New insights into the role of IL-6 in helminth infections have recently been reported by Smith and Maizels (2014). IL-6-deficient mice infected with Heligmosomoides polygyrus mounted stronger adoptive Th2 response, and worm expulsion was potentiated in these animals. This experiment led to the conclusion that in vivo IL-6 limits the Th2 response by modification of Treg-cell phenotype and promotes host susceptibility following helminth infection. It seems unlikely that IL-6 plays the same role during Toxocara infection. In this case, limitation of the Th2 response is not favorable to the parasite as the infection is efficiently controlled; it is also not favorable to the host as the tissue pathology is more intense (Faz-López et al. 2013). Othman et al. (2011) showed that Treg cells take part in the immune response against Toxocara larvae. Likely, IL-6 controls their development, but still little is known about the role of these cells in toxocariasis. The production of the hallmark regulatory cytokines IL-10 and TGF-β after contact with TES or mucins again implies the role of Treg cells in Toxocara infection.
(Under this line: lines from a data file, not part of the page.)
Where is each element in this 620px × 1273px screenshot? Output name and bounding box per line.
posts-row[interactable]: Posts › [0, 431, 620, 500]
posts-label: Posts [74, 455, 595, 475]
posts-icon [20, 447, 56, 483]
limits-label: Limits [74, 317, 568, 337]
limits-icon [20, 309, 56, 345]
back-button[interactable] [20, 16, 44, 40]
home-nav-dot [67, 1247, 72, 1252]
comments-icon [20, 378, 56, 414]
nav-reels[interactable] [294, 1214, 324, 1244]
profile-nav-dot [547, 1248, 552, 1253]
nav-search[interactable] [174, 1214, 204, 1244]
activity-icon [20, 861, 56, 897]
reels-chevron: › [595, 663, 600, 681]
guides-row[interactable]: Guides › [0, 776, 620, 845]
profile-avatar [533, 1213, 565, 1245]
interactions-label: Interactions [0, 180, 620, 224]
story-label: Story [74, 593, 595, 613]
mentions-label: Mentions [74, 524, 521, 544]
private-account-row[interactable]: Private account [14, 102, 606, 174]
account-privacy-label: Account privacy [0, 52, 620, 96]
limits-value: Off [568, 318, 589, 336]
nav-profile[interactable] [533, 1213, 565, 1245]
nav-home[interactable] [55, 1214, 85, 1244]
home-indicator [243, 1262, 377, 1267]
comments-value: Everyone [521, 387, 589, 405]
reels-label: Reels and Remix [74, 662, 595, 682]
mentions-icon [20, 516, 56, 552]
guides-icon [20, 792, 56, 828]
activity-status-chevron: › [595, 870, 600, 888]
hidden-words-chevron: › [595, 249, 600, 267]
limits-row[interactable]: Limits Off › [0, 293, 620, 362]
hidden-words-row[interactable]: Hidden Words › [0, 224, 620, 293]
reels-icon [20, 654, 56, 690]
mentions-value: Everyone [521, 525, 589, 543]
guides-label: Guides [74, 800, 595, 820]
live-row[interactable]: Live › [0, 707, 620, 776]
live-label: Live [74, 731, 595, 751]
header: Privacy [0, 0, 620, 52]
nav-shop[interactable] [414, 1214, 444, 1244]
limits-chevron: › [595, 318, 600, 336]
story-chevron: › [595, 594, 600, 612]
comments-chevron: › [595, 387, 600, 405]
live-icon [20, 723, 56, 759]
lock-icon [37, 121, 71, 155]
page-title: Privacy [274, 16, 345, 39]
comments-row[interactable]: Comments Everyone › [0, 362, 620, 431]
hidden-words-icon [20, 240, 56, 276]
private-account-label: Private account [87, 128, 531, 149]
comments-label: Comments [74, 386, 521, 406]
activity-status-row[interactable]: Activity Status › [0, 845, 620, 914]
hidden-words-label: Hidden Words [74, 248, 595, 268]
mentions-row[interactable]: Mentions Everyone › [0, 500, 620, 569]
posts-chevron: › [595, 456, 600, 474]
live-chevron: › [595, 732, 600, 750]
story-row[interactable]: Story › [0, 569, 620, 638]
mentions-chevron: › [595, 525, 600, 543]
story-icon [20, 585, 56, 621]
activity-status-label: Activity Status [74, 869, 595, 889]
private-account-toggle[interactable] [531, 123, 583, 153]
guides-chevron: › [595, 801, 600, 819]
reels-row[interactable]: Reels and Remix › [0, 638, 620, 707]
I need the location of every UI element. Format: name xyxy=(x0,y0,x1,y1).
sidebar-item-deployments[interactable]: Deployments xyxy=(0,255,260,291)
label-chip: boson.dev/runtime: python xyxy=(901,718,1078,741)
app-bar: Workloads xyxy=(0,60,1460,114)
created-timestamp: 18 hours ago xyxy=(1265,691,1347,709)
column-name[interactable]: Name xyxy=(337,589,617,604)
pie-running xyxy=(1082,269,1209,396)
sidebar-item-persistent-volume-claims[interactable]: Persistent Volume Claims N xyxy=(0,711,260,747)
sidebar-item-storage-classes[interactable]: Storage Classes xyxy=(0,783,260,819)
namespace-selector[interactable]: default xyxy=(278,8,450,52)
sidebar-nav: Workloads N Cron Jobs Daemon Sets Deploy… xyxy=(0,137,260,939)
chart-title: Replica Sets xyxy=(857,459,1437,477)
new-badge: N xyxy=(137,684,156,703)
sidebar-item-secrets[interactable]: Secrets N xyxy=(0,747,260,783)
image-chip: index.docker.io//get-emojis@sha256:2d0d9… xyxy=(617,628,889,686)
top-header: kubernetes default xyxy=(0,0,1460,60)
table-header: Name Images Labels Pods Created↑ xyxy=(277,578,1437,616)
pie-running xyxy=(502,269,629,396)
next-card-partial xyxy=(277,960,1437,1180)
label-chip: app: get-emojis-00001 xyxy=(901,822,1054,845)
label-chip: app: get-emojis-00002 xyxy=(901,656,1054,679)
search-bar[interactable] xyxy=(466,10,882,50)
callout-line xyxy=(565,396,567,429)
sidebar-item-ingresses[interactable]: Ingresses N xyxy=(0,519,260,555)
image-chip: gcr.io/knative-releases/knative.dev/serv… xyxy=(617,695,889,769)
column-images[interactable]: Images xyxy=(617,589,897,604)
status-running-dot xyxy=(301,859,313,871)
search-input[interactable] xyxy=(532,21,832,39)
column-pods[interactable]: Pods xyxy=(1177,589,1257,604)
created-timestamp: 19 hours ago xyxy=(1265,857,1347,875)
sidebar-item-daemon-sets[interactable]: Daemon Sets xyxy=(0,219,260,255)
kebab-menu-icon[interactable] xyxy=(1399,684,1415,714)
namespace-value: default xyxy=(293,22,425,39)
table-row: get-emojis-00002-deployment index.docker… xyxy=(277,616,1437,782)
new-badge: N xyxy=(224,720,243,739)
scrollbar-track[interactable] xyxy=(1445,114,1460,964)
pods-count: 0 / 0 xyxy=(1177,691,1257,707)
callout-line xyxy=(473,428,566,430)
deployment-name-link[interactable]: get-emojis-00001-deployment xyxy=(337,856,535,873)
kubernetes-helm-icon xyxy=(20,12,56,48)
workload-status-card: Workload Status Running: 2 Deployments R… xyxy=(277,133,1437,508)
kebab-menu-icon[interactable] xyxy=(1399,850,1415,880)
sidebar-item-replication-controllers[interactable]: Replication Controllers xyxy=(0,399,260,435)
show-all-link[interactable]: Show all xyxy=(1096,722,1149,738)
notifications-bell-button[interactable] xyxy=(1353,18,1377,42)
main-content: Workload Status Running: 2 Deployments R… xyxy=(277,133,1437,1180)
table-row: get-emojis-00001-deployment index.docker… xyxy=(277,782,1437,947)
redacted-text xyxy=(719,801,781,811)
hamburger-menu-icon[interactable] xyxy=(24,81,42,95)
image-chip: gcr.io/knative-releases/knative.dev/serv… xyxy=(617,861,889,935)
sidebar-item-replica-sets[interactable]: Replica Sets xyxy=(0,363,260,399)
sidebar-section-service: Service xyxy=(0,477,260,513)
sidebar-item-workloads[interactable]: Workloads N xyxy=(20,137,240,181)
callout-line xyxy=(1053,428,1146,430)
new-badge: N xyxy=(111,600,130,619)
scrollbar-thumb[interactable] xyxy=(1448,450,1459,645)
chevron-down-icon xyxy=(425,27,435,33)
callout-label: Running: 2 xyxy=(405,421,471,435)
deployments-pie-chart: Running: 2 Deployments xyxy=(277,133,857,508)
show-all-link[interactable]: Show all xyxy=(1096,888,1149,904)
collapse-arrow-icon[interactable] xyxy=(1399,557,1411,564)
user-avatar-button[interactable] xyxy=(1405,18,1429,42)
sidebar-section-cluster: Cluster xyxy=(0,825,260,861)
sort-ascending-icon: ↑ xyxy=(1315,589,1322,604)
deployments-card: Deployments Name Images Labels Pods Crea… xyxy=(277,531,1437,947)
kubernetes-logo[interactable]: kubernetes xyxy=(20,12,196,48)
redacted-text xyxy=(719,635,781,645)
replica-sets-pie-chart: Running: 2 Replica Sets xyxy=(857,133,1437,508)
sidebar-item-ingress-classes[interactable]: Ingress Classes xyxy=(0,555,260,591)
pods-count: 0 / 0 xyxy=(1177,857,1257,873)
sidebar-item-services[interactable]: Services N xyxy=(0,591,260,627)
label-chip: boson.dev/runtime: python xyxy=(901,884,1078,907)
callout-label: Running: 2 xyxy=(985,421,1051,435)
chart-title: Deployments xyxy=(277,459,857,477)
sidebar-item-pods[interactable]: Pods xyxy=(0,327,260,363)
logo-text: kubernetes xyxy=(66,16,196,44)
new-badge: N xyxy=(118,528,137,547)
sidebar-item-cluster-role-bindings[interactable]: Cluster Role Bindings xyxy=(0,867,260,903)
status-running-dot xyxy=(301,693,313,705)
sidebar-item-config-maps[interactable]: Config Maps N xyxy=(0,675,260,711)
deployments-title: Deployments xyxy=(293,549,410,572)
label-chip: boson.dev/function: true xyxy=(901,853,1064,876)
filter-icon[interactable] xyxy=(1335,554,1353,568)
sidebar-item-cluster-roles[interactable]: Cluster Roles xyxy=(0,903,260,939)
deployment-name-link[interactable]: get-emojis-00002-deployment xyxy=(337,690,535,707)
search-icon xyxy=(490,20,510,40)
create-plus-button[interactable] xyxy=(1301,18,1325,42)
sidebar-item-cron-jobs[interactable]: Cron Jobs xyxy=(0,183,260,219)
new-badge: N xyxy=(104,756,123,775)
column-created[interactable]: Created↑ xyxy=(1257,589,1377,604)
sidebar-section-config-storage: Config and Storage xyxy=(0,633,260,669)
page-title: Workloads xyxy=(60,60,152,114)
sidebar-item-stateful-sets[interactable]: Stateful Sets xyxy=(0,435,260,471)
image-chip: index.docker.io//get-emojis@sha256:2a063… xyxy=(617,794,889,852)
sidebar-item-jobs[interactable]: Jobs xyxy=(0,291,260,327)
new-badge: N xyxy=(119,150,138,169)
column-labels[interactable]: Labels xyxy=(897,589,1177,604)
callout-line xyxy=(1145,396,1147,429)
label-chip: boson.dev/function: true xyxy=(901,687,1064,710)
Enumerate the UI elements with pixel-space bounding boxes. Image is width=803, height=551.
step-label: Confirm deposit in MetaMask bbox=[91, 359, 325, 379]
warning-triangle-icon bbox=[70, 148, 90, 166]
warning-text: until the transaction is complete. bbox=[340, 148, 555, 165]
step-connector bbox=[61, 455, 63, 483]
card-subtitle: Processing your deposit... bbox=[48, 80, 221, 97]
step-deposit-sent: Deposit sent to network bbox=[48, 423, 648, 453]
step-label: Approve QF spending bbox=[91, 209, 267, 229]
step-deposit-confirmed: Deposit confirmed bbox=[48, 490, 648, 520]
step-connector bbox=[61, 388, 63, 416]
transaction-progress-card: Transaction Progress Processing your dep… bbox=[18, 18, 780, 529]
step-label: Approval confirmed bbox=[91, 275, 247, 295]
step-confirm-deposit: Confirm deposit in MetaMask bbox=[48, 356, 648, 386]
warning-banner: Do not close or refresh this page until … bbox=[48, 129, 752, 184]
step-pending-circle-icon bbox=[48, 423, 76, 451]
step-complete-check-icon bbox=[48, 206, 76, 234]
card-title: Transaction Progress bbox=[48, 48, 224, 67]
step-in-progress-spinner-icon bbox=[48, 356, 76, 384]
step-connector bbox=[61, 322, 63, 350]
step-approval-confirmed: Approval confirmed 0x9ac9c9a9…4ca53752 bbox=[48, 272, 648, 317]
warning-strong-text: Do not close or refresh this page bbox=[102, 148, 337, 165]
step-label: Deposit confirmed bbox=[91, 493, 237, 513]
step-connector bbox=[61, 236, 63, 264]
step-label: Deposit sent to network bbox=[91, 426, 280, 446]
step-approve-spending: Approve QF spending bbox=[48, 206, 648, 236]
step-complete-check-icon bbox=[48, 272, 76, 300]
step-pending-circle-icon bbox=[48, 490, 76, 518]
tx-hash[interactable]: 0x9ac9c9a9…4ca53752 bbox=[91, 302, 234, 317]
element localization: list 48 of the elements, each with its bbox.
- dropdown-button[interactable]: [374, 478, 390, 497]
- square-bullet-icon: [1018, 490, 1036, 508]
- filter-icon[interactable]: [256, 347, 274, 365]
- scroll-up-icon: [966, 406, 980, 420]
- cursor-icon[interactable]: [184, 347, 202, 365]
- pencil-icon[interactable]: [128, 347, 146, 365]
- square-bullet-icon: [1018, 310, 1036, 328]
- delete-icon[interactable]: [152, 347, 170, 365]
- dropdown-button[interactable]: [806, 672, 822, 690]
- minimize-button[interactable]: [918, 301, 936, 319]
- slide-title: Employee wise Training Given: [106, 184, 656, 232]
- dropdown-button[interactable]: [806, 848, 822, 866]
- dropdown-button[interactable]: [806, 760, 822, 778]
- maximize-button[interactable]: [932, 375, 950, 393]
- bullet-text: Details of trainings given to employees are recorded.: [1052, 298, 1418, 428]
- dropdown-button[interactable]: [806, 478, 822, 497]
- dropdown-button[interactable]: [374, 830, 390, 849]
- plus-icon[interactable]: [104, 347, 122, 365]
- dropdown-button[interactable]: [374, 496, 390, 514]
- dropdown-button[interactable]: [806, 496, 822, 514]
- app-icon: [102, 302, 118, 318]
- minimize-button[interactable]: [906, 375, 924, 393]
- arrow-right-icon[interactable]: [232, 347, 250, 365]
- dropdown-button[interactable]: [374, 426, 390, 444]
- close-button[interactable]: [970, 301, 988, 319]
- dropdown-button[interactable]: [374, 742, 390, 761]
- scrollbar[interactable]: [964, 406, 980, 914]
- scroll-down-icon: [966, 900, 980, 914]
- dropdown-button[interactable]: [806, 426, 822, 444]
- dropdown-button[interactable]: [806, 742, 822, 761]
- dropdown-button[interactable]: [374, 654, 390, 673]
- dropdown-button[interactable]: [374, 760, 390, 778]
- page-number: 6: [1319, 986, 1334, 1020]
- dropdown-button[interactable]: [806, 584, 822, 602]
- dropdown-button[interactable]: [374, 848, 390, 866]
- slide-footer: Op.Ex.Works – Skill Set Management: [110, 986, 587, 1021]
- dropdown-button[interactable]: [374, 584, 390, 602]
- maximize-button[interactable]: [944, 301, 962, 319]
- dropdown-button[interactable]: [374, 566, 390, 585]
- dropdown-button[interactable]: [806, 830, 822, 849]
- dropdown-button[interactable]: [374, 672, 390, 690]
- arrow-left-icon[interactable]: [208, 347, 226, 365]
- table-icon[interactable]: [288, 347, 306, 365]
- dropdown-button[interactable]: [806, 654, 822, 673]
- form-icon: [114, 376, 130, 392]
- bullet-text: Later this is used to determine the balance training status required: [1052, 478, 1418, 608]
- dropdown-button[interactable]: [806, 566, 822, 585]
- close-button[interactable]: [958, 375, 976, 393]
We have shown that recombinant Toxocara mucins stimulate IL-5, IL-6, and TGF-β production by mouse splenocytes, but in a smaller degree than whole TES antigens. TES induce secretion of Th2 and regulatory cytokines, and they upregulate proinflammatory IL-6, IFN-γ, and IL-17 production by ConA treated cells and downregulate TNF-α production. This proves that TES antigens have potent immunoregulatory properties.